Vasopressin is the next hormone highlighted in the review. Different from the aforementioned hormones, it has a well-established place in the PICU, and is often used for the treatment of diabetes insipidus, gastrointestinal bleeding, cardiac arrest, and shock. Outside of diabetes insipidus, widespread application of this hormone is based on physiologic rationale and long-standing use, instead of sound clinical trial evidence. Trials in critically ill children have failed to show a benefit of vasopressin on clinically important outcomes in either shock or cardiac arrest and some trials, albeit underpowered, have suggested potential harm.[5] [25] This review reminds us of the available literature and recommends caution when using vasopressin for these conditions until larger trials are conducted.

The last reviews in this issue focus on the endocrine management of two clinical scenarios rather than the role of specific hormones. The first scenario is that of stress hyperglycemia that is a common occurrence in critically ill children.[26] The literature has been divided as to the significance of critical illness associated hyperglycemia and whether normalization of blood glucose levels improves clinical outcomes or saves health care spending. This review provides justification for another randomized controlled trial on glycemic control in critically ill children by highlighting the limitations of the existing studies. The final review describes the endocrine management of the neurologically diseased pediatric patient.

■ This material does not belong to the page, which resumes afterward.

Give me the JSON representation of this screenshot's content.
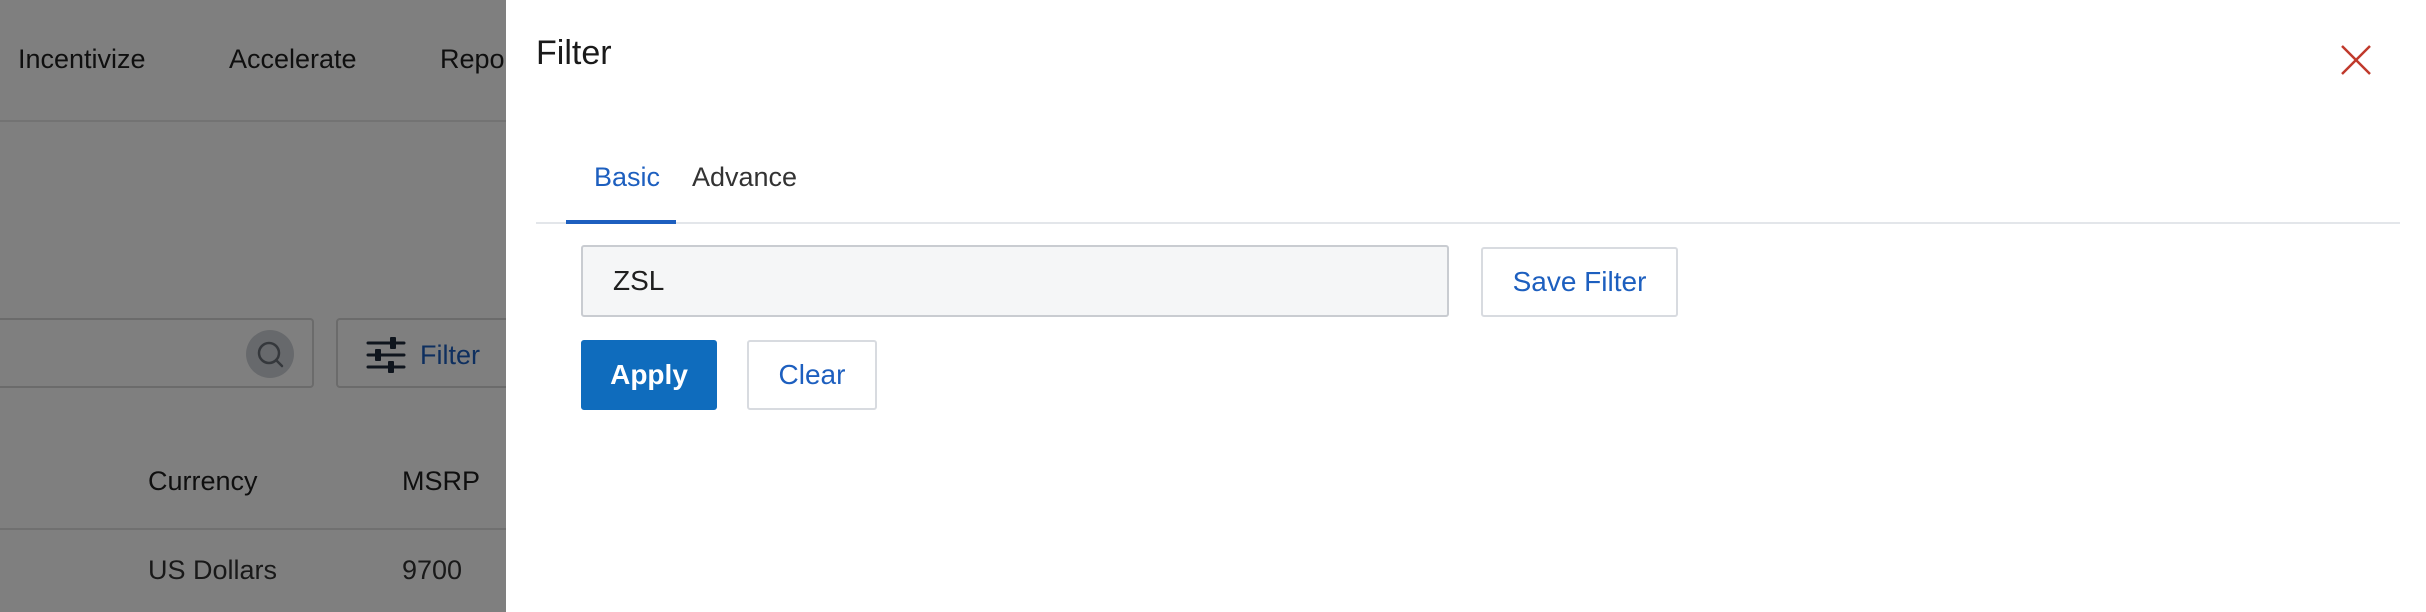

There has been a significant amount of literature on the endocrine management of organ donors with relatively little clinical trial evidence to guide management in either adults or pediatrics. This review discusses the endocrine physiology of pediatric organ donors and the evidence for their management.

Our goals in putting together this special issue on endocrine issues in pediatric critical care were to summarize areas of endocrine physiology, discuss the existing literature along with its limitations, and highlight areas for future research. We hope that this issue will serve as a useful reference for trainees, clinicians, and researchers alike.